Assuming that this right could be reasonably amortised over ten years, that's a notional cost of £2,600 per pair if you own them, and a real cost of £2,600 per pair if you have to buy them (cost of finance + uncertainty premium). In other words, if the local councils around Heathrow were allowed to auction off land slots, airlines would and could pay an average of £2,600 and still be profitable. Times that back up by 235,000 pairs gives local councils potential income of £611,000 million.

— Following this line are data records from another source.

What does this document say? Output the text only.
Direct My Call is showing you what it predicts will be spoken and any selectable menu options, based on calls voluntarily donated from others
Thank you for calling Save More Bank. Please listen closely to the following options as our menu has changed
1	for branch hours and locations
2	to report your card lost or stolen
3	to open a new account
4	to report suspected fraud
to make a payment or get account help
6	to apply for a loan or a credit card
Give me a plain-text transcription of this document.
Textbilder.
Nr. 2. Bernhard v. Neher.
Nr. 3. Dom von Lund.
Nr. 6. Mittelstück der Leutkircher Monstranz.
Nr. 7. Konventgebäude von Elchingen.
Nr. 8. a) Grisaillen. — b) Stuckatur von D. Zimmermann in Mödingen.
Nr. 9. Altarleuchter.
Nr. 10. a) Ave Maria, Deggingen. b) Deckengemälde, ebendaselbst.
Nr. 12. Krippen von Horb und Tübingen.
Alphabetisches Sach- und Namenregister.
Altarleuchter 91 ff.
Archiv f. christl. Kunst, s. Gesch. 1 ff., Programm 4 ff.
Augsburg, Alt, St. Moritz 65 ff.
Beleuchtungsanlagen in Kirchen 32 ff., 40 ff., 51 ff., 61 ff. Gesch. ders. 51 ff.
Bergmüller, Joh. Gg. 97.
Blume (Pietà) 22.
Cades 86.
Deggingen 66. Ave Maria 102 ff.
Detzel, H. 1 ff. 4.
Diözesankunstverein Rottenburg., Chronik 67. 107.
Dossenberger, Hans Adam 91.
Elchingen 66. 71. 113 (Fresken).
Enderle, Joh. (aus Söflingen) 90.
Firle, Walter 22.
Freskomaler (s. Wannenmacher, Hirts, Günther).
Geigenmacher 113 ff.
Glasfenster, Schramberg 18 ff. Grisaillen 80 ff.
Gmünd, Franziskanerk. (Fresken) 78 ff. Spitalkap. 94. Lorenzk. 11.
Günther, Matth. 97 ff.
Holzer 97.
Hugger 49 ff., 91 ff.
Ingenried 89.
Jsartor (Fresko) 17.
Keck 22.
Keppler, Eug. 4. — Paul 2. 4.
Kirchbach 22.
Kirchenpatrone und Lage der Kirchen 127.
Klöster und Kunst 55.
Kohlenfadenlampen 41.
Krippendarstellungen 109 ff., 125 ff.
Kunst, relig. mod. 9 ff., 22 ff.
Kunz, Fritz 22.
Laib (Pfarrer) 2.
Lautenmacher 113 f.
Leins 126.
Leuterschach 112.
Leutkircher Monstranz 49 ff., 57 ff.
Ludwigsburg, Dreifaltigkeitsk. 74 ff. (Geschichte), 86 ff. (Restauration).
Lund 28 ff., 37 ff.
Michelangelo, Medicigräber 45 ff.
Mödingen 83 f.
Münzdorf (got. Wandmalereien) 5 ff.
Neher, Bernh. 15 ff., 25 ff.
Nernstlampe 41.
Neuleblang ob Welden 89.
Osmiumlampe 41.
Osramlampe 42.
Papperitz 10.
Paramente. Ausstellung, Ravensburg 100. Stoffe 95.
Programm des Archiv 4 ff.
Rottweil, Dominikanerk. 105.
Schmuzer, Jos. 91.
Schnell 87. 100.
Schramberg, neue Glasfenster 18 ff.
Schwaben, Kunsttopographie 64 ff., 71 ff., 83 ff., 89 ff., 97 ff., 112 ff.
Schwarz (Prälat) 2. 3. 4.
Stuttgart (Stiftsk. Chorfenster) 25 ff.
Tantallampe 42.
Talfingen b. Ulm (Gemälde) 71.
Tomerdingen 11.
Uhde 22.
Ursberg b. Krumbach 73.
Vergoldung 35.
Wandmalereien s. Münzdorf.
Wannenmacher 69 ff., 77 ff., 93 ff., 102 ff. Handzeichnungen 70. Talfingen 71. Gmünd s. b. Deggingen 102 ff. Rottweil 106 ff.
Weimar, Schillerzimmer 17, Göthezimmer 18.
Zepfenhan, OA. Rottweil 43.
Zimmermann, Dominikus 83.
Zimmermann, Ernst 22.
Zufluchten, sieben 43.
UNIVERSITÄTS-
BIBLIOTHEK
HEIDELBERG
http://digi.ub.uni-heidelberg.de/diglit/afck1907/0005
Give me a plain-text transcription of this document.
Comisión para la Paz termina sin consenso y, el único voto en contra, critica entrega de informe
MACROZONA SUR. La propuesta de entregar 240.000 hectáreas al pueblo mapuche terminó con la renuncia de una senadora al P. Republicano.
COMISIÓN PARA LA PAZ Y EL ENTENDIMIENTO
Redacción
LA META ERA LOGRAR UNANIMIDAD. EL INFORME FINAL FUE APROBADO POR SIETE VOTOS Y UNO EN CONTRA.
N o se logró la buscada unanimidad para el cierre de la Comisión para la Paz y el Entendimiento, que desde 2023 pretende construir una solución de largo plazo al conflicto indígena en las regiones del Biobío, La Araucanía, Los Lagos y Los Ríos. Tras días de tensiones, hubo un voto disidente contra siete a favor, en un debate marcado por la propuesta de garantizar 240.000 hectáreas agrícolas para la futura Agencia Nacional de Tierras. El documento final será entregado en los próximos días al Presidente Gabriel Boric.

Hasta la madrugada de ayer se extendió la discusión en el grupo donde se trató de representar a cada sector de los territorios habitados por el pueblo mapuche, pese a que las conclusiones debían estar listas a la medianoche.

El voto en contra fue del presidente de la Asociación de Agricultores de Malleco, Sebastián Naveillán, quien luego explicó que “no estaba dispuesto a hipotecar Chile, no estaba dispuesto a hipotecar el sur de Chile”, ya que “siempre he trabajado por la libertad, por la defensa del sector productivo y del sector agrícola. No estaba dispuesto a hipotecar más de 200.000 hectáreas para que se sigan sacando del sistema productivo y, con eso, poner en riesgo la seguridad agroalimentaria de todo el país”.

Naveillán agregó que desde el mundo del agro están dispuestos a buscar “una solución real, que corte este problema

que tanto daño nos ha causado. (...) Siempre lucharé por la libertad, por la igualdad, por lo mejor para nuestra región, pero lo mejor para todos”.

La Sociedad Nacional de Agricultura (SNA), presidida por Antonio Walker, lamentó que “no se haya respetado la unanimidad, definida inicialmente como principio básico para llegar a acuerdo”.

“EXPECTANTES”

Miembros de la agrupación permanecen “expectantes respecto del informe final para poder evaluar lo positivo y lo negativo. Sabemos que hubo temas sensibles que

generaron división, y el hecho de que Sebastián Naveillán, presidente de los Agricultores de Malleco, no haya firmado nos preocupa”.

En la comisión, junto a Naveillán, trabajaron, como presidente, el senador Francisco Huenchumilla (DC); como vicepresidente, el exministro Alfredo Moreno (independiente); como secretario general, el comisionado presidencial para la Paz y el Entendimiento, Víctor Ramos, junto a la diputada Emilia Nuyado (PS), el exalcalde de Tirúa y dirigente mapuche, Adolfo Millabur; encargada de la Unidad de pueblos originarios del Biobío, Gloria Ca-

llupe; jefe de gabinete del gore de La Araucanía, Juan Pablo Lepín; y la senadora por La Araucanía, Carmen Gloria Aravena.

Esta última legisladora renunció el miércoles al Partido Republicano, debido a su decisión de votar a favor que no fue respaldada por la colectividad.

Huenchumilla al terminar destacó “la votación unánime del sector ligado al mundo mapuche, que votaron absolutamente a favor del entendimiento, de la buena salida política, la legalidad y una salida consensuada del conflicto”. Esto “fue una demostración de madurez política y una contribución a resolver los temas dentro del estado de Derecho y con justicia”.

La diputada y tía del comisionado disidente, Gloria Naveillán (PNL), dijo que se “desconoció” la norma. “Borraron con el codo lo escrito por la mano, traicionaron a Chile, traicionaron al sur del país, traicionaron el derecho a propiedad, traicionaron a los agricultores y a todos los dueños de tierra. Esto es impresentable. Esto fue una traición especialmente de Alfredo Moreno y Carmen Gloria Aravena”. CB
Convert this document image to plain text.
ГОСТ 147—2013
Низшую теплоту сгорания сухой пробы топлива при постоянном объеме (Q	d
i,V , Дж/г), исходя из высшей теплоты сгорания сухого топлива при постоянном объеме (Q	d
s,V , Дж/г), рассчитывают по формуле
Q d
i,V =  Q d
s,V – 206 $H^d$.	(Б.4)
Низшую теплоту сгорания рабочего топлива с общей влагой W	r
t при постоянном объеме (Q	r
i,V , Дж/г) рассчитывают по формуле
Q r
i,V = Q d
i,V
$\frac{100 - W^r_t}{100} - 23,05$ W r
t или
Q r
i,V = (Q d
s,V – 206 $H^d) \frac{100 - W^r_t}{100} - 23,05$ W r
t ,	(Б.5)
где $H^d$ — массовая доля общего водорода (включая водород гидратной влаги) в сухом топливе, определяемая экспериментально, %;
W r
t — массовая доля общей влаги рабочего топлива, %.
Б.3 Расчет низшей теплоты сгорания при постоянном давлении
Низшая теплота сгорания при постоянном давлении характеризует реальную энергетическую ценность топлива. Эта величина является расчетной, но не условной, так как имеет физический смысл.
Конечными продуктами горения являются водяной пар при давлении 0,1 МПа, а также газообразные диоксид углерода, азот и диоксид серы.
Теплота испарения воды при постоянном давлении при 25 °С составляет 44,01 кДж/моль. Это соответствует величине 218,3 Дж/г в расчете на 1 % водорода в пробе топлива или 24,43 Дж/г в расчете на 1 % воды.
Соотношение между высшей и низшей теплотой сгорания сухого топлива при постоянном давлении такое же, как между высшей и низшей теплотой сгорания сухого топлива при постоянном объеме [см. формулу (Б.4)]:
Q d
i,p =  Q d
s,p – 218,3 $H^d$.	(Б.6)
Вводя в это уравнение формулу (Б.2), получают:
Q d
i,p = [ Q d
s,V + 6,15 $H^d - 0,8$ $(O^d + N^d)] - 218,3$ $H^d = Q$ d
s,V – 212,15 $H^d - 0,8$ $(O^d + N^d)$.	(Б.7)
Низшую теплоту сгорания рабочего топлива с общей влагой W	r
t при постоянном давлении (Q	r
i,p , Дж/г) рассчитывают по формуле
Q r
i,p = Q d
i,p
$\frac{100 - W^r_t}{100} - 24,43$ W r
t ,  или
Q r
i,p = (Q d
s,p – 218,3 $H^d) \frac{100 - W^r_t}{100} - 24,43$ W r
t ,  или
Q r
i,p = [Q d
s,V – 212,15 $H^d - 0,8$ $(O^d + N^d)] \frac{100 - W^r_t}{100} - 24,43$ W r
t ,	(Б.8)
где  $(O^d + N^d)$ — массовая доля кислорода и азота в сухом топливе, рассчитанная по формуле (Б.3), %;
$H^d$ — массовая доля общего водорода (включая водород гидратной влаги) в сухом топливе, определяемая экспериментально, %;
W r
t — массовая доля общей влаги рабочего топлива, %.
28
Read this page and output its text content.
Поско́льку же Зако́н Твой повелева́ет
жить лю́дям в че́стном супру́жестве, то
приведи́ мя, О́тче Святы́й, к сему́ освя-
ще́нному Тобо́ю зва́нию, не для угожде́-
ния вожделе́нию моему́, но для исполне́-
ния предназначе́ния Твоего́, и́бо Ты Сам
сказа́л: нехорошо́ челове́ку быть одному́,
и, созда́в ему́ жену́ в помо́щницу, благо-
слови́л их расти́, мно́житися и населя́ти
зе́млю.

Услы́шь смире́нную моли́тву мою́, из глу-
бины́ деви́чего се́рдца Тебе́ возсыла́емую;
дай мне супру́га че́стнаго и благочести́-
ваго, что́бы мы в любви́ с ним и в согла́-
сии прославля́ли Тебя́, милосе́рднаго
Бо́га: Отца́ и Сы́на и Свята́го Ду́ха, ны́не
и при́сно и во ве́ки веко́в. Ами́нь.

And the value of those landing slots is depressed by Air Passenger Duty. If we scrapped that crude tax as well, the annual 'rental' value of the slots would go up by another £673 million (67.3 million passengers at an average of £10 APD), bringing the total local revenues to a nice round £1.3 billion (rather less than my earlier estimate, I admit).

And in difficult times like these, the auction price would drop of course - in extremis to £nil in the short term. Great, that means that airlines can drop ticket prices by several per cent, which will hopefully keep things ticking over, minimise job losses and ensure that they recover much more quickly again in future (so the auction receipts quickly revive again, and so on and so forth).

1 comments:

Jock Coats said...

I did a piece not so long ago, based on some research by Deloittes, wherein it was suggested that up to £2bn of BAs £2.7bn market cap at the time was represented by the unstated book value of its Heathrow rights.

It's certainly big money stuff. And not only that, if it applied at all airports in the UK I reckon it could be one of the biggest factors in promoting a more natural movement of economic activity away from the south east to areas around other regional airport hubs.